Sam reaches to grab my hand and give it a squeeze. I know, the squeeze tells me.

"If you want to part ways as strangers, I totally get it." The words tumble out. "I wouldn't want to be associated with me either."

"Willa—" Dean tries.

The sob comes out before I can stop it. "I had no idea. Sometimes I thought I saw him in Hell, but I thought the place was screwing with my head. Cas did so much for me, and I can't begin to imagine what he did for you guys. I took him from all of us. He must've felt so betrayed..."

I can't do this. I abruptly leave the kitchen table.
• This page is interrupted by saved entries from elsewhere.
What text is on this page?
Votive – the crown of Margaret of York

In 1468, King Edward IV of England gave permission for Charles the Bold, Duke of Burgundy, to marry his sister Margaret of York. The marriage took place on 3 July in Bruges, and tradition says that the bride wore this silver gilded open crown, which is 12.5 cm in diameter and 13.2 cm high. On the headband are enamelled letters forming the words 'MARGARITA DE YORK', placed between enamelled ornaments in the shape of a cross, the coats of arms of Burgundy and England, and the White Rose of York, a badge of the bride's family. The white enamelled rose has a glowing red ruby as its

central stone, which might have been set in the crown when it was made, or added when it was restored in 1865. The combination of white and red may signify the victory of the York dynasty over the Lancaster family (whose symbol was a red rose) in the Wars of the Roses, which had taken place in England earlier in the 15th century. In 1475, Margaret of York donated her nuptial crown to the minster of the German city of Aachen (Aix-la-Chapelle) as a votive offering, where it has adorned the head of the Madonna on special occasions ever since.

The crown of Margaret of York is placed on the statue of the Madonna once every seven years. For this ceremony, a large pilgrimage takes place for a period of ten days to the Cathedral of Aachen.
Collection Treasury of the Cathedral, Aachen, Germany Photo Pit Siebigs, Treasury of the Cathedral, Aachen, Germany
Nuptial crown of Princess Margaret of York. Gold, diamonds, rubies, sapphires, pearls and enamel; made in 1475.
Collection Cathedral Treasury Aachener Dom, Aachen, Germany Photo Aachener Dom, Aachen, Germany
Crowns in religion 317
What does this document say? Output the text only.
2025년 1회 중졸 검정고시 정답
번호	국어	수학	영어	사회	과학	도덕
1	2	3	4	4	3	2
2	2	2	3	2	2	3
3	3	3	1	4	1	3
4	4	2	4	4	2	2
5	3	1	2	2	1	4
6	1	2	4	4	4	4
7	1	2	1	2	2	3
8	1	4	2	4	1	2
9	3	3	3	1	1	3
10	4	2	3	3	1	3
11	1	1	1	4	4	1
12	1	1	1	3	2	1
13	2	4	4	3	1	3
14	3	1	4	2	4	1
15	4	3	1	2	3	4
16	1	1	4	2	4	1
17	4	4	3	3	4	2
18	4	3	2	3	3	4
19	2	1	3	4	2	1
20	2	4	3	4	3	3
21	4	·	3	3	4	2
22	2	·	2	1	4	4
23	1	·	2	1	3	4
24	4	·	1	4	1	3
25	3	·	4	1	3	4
Mom rushes after me, just grabbing my wrist. I spin, trying to shove myself from her. She holds her ground firmly, pulling me to her. I accept defeat, crying into her.

"We aren't mad at you, kid," says Dean, who sounds closer.

I peek my head out from Mom, to see Sam and Dean have also left breakfast unattended. I cringe into Mom as Dean reaches to put a hand on my shoulder. "Y-you sure about that?"

"Absolutely," Sam says, almost too quickly.

With breakfast forgotten, my family surrounds me as my guilt swallows me whole.